Mereka melihat dua orang berdiri di sana. Nala menyipitkan matanya dan menggeram, menyebabkan Llyniel melihat ke arah orang asing itu. Itu adalah seorang pria dan seorang wanita.

Gadis-gadis itu memperhatikan bahwa kulit pasangan itu memiliki warna abu-abu gelap pekat, dan mata hitam mereka yang menyeramkan seperti lubang hitam.

Meskipun mereka mirip dengan peri, ada perbedaan yang jelas antara mereka. Rambut mereka hitam pekat dan diikat ekor kuda.

Mereka memiliki tangan humanoid normal hingga bayangan menutupi mereka, menggantikan mereka dengan cakar yang dingin menusuk tulang.

Namun, saat itulah empat cakar muncul dari punggung mereka. Cakar-cakar itu tampak seperti kaki laba-laba dengan ujung berduri tajam.

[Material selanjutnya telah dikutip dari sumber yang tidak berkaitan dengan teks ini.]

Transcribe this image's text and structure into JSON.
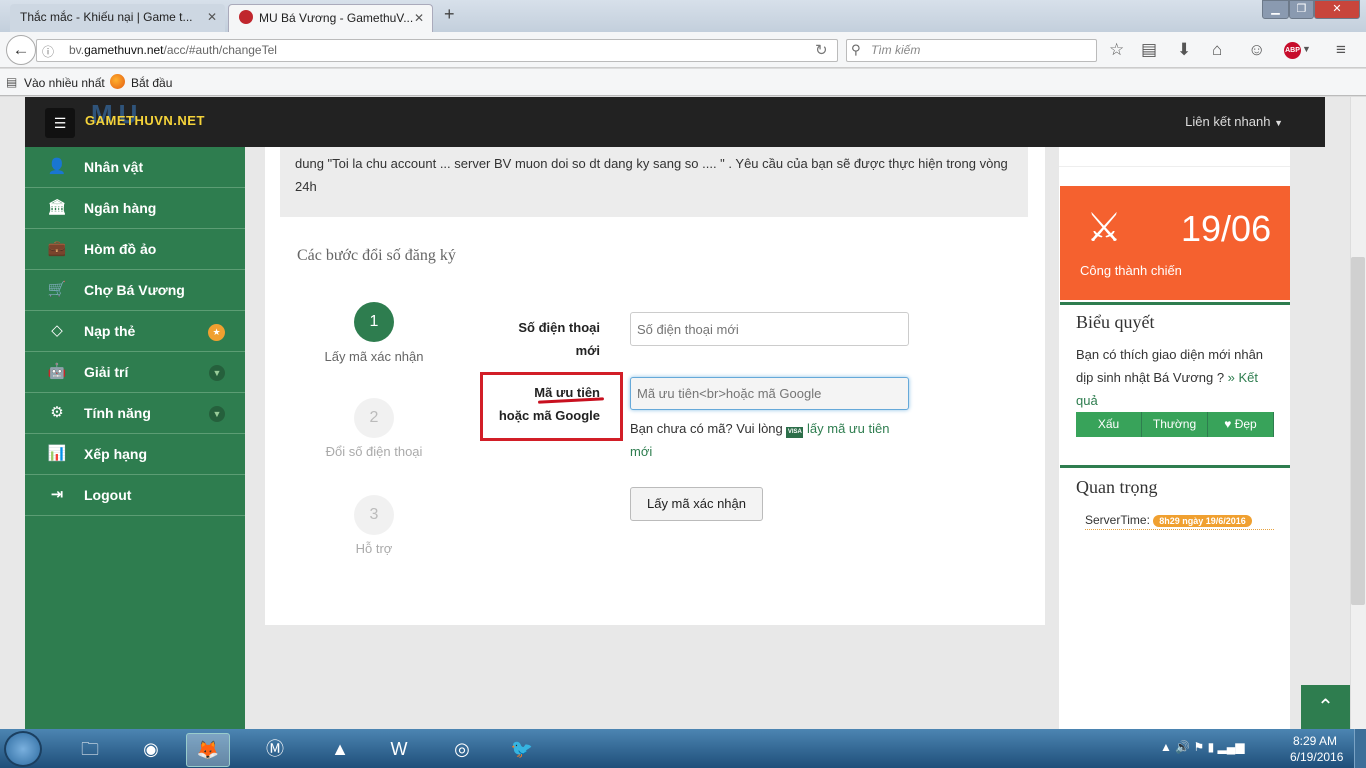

Llyniel, yang peka terhadap aliran mana, merasakan energi yang terpancar dari mereka, tetapi itu tidak seperti apa pun yang pernah ditemuinya.

Ia membawa kegelapan yang meresahkan, berat, dan menyesakkan, namun keduanya tampaknya mewujudkannya dengan kealamian yang mengganggu.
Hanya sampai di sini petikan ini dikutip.